С тех пор, — вот уже шесть месяцев, как я работаю в Пеште, — мне не приходилось иметь дел с демократией — ни с сербской, ни с венгерской, ни с теми, кто о ней говорит. Героев венгерской демократии я избегаю, как холеры. На то у меня свои причины.

Павел Тимар в сапожном мастерстве успевал быстрее, чем в партийной работе. Никогда не мог бы он подумать, что с ним произойдет нечто подобное. Гвозди в ботинки он мог уже вбивать с закрытыми глазами, и его одежда была пропитана запахом кожи так же, как когда-то запахом окиси железа. Но с партийной работой все еще не клеилось.
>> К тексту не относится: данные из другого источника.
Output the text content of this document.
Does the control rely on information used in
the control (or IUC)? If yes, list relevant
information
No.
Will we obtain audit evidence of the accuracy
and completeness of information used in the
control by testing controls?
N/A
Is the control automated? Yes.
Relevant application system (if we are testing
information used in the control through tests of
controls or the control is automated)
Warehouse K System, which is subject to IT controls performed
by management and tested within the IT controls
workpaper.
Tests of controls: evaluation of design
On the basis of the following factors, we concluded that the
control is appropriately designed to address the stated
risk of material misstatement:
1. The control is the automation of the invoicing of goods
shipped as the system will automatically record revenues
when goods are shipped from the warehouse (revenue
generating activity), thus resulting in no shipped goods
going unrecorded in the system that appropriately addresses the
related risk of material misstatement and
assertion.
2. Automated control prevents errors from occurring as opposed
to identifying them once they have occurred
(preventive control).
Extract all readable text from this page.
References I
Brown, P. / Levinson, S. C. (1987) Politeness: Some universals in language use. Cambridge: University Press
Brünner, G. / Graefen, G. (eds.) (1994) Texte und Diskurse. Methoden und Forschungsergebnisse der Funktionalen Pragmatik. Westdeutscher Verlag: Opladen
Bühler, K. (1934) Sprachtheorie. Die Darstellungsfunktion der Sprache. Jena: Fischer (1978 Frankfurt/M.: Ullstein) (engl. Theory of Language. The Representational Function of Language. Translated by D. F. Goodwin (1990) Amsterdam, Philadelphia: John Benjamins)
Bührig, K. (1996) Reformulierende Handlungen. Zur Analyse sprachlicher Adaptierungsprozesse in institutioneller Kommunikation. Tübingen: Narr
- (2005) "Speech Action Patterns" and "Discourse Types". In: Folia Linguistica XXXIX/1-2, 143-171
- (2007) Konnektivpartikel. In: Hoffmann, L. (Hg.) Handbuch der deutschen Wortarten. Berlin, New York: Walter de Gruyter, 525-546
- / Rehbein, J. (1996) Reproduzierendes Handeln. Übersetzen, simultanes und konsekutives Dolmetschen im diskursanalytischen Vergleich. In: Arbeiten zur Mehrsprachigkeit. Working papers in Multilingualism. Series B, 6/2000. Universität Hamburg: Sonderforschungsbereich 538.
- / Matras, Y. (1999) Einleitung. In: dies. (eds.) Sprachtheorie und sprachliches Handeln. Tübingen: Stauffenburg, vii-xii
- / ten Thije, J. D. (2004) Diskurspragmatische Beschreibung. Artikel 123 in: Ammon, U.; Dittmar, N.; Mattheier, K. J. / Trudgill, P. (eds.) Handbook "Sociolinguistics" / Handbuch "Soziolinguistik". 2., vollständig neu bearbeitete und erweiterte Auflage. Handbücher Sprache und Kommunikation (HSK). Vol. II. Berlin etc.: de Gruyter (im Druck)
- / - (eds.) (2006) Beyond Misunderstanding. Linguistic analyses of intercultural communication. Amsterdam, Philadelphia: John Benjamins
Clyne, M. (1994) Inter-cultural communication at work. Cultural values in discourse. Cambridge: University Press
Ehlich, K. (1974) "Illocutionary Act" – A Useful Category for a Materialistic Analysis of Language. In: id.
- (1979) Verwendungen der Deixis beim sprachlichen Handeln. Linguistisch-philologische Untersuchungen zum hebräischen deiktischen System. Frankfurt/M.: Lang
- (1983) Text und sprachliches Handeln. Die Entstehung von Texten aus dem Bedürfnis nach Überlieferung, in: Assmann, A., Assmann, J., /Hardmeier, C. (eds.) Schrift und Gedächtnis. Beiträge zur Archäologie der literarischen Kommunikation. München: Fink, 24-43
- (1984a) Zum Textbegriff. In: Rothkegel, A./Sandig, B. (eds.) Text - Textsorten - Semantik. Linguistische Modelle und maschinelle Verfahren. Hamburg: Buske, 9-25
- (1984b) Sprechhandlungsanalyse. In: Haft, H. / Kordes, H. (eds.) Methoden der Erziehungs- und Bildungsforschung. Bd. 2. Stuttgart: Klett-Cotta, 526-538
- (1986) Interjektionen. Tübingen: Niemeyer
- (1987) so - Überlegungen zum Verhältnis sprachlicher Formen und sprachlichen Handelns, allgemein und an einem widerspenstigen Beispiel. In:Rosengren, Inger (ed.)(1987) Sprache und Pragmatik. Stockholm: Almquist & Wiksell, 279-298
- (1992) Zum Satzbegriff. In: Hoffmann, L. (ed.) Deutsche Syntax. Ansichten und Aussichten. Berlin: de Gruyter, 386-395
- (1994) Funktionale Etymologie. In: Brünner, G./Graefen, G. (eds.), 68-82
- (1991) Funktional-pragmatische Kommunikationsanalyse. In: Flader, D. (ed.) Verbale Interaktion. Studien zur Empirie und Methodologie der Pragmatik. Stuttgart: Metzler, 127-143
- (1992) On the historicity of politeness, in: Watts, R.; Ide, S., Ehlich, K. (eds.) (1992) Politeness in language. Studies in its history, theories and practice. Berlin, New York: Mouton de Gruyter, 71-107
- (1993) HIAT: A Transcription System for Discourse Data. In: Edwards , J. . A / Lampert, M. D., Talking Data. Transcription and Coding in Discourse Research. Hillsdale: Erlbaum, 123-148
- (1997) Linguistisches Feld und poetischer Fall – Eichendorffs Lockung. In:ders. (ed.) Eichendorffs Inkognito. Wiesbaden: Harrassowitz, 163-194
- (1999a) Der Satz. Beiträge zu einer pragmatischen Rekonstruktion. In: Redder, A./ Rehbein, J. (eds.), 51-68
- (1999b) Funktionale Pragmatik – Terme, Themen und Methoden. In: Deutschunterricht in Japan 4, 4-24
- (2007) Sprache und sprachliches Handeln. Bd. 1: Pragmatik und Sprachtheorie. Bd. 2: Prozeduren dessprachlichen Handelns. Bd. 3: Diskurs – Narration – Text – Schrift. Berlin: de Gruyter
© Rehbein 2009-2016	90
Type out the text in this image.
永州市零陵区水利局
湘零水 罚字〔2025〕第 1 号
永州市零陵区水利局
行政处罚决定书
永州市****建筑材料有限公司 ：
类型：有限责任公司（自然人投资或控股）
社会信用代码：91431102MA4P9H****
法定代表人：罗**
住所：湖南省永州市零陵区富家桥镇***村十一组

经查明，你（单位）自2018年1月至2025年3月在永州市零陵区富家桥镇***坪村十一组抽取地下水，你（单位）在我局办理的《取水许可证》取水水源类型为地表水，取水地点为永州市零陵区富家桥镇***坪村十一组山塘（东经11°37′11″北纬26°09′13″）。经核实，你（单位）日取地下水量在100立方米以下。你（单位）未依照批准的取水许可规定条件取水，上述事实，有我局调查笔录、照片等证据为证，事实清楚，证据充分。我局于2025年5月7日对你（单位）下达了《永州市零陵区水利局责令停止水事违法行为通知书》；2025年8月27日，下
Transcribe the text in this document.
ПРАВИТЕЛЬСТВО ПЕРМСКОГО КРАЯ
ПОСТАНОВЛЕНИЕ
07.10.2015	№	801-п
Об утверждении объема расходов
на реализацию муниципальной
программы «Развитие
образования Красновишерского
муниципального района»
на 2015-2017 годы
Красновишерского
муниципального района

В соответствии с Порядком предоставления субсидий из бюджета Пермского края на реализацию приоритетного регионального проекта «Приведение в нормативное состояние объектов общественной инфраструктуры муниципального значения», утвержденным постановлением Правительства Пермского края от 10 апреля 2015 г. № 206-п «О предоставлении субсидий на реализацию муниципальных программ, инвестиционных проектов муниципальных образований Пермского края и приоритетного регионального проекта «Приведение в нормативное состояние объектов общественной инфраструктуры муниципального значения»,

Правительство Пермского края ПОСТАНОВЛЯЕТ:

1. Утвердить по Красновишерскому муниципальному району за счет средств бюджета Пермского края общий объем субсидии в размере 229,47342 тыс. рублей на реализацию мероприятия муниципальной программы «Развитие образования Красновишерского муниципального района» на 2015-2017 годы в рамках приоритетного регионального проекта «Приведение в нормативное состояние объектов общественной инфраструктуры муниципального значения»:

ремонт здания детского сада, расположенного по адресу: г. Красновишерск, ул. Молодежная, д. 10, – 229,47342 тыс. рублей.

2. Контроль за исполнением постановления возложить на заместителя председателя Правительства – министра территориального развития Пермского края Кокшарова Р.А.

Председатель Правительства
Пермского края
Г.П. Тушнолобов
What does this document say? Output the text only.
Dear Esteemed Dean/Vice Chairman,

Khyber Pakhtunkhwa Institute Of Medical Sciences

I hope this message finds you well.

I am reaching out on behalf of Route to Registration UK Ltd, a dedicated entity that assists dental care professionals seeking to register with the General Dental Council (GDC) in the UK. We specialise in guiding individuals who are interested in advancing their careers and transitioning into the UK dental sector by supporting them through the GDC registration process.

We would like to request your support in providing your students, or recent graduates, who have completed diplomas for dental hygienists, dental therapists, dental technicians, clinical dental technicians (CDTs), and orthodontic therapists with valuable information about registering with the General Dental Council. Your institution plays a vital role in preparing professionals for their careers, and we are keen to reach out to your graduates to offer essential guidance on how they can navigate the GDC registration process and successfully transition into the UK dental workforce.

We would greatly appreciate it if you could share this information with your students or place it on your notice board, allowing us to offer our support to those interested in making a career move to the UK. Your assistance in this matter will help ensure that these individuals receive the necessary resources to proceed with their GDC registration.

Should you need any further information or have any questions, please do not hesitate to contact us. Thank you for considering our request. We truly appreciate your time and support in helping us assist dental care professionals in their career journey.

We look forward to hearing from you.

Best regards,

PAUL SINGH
Когда гусара, привыкшего при наступлениях и отступлениях к стокилометровым походам, снимут с лошади и он попадает в окопы, где недели тянутся без крупных событий и выиграть или проиграть можно лишь сотню-другую метров — гусар этот из кожи лезет вон. «Никогда не думал, что война может быть такой скучной», — жалуется, вылавливая с себя вшей, этот самый гусар после шестинедельного сидения в окопах.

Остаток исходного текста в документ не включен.